More than half a century ago, conservationist Rachel Carson sounded an alarm about human impacts on the natural world with her book Silent Spring. Its title alluded to the loss of twittering birds from natural habitats because of indiscriminate pesticide use, and the treatise spawned the modern conservation movement. But new research published Thursday in Science shows bird populations have continued to plummet in the past five decades, dropping by nearly three billion across North America—an overall decline of 29 percent from 1970.
Ken Rosenberg, the study’s lead author and a senior scientist at the Cornell Lab of Ornithology and the nonprofit American Bird Conservancy, says the magnitude of the decline could significantly affect the continent’s food webs and ecosystems. “We’re talking about pest control, we’re talking about pollination [and] seed dispersal,” he says, referring to the roles birds play in ecosystems. Because it is relatively easy to monitor birds, he adds, their presence or absence in a habitat can be a useful indicator of other environmental trends. Based on the paper’s results, he says, “we can be pretty sure that other parts of the ecosystem are also in decline and degradation.”
Rosenberg and his colleagues used data from citizen-science bird-population assessments, including the North American Breeding Bird Survey and the Audubon Christmas Bird Count, to estimate changes since 1970. In these yearly projects, thousands of volunteers perform “point counts,” tallying all the birds they can see and hear in a short time period at locations along designated routes. This method “is the gold standard in the field of ornithology to survey birds,” says Valerie Steen, an ecologist at the University of Rhode Island, who was not involved in the new study. The researchers say that because they estimated losses only in breeding populations, their results are conservative—meaning total bird losses could be even higher than they reported.
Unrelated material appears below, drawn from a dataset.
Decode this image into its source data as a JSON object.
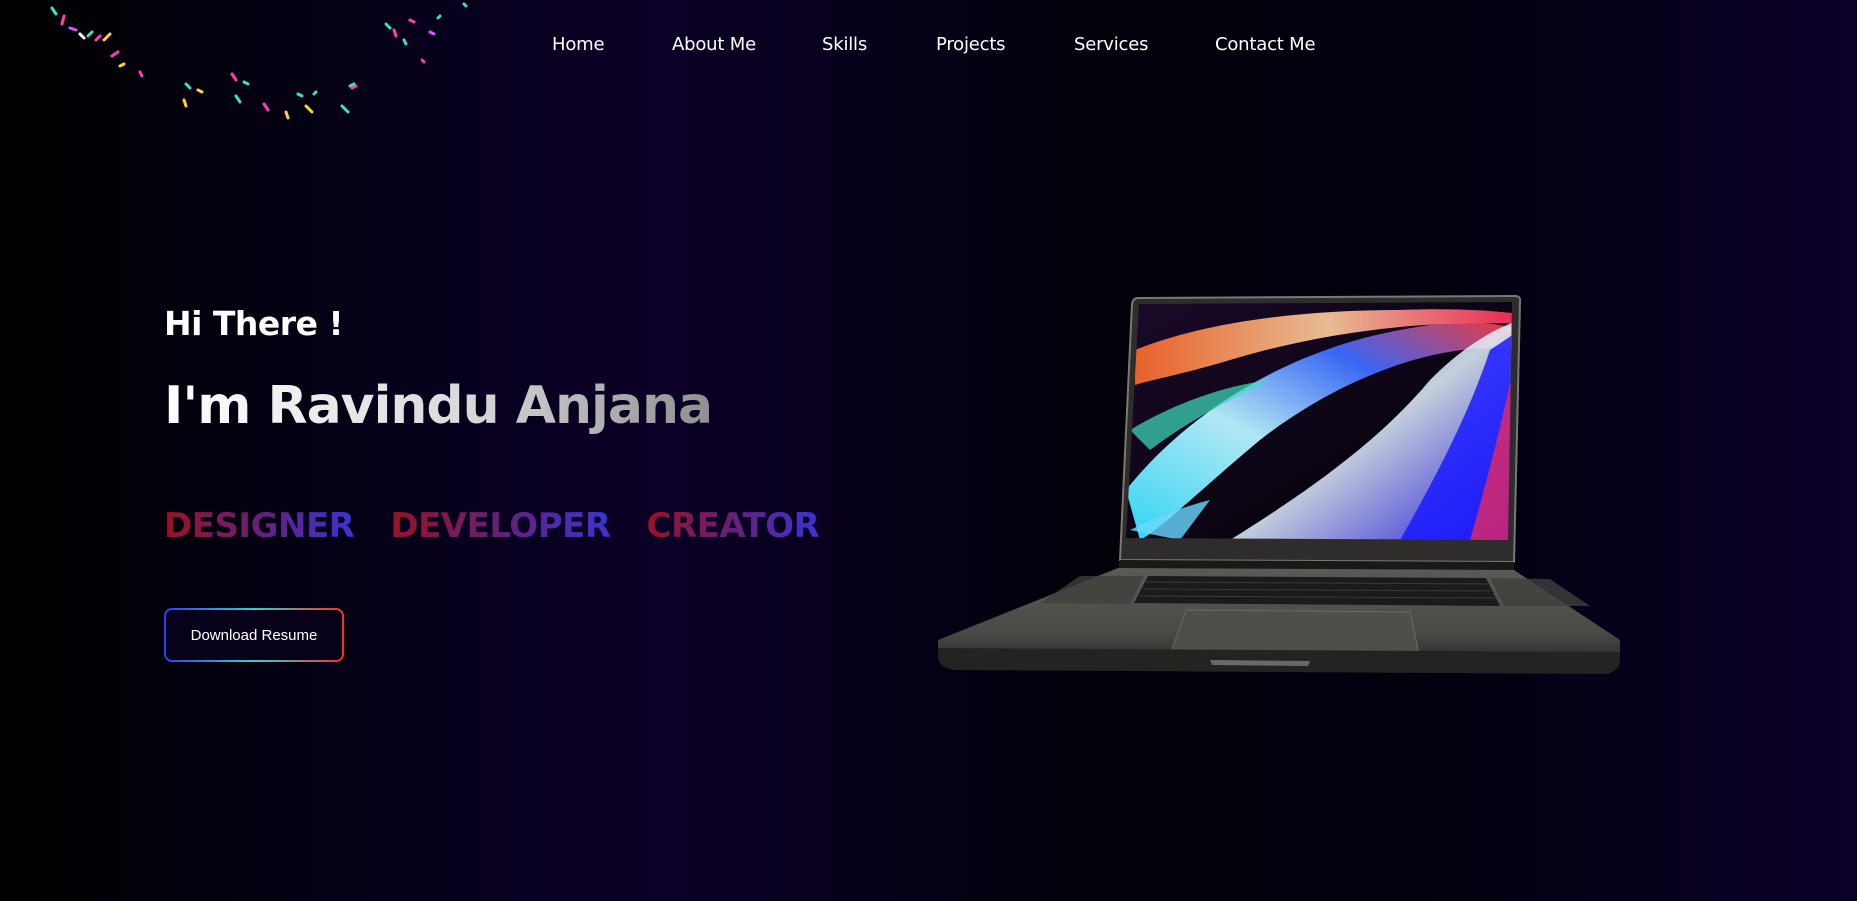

Grassland-dwelling birds such as sparrows and meadowlarks have been hit especially hard. According to the study, more than 700 million birds across 31 species that make their homes in fields and farmlands have vanished since 1970. Rosenberg says the most likely explanation involves changing agricultural practices. “The intensification of agriculture is happening all over the world, [as is] increased use of pesticides, as well as the continued conversion of the remaining grass and pastureland—and even native prairie” to cropland, he says. These changes impact grassland birds in myriad ways: Widely used pesticides kill insects that some birds rely on for food, and exposure to these chemicals can even delay migration. Converting land for agricultural use removes nesting habitat. Shorebirds—which nest in areas particularly susceptible to development and climate change and whose numbers were already dangerously low in 1970—have declined by more than a third.
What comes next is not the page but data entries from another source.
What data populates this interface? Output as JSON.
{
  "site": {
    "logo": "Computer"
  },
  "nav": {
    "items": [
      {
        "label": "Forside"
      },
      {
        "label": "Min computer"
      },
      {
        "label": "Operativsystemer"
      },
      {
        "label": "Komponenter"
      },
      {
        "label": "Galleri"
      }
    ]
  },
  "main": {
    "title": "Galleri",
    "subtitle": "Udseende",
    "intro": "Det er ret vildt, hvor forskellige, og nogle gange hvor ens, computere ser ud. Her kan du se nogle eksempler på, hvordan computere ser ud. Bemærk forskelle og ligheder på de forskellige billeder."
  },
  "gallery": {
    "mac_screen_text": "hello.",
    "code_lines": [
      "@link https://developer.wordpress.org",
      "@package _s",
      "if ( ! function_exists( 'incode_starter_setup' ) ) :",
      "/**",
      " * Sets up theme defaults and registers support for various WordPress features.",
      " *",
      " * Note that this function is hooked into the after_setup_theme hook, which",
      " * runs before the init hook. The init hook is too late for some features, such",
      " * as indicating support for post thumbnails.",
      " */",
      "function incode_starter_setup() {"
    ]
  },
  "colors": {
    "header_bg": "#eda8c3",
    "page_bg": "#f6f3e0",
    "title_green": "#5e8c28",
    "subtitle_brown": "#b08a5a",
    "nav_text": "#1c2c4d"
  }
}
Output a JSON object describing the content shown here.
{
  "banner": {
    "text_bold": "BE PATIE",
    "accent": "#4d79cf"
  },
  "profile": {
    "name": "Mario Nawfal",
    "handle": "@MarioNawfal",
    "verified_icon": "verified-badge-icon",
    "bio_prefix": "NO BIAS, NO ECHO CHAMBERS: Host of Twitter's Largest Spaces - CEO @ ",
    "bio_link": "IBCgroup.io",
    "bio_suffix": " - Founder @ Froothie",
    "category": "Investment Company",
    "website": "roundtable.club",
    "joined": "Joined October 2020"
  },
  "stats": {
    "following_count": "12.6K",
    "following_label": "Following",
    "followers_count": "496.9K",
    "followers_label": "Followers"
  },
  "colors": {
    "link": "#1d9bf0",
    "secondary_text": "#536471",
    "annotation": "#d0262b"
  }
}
The researchers also used data from 143 weather radar stations to estimate changes in the total biomass of migratory birds each year between 2007 and 2017. They found similar declines to what the data from volunteer counts showed, particularly along the U.S. East Coast. The survey and radar data “measure different things, but they come to the same conclusion,” says study co-author Adriaan Dokter, a migration ecologist at the Cornell Lab of Ornithology. The Atlantic Coast is an important migratory route for warblers, thrushes, spoonbills and many other birds that breed in North America and spend the winter in the Caribbean or in Central or South America, says wildlife biologist and head of the Smithsonian Migratory Bird Center T. Scott Sillett, who advised the researchers but was not involved in the work. “A lot of migratory habitat for shorebirds and wintering habitat has been lost,” Sillett says. “This study points out that we have a lot more work to do in terms of habitat protection.”
One bright spot the researchers found was that wetland birds have made recoveries, driven largely by increases among waterfowl such as ducks, geese and swans. “It’s because of the strong constituency of recreational waterfowl hunters who raised their voice, put money where their mouths are and saw to it that conservation programs and policies were put in place,” Rosenberg says. “Billions of dollars [were] invested into wetlands [and] into wildlife refuges. The North American Wetlands Conservation Act was enacted in the late 1980s. All of these things were responsible for the turnaround.” The study also found that raptors such as bald eagles have rebounded after legislation extended protections for these birds and banned the pesticide DDT—thanks in part to Silent Spring.
Sillett says that birders and bird enthusiasts could learn from hunters’ conservation efforts. “The rest of us who enjoy birds that are not game species, we’ve got to think of ways that we can contribute to their conservation,” such as taxing hiking or bird-watching equipment to support conservation programs, he says. “I think we all need to throw in a bit and think about how we can come up with a broader model of conserving our wildlife that’s patterned after the waterfowl program.”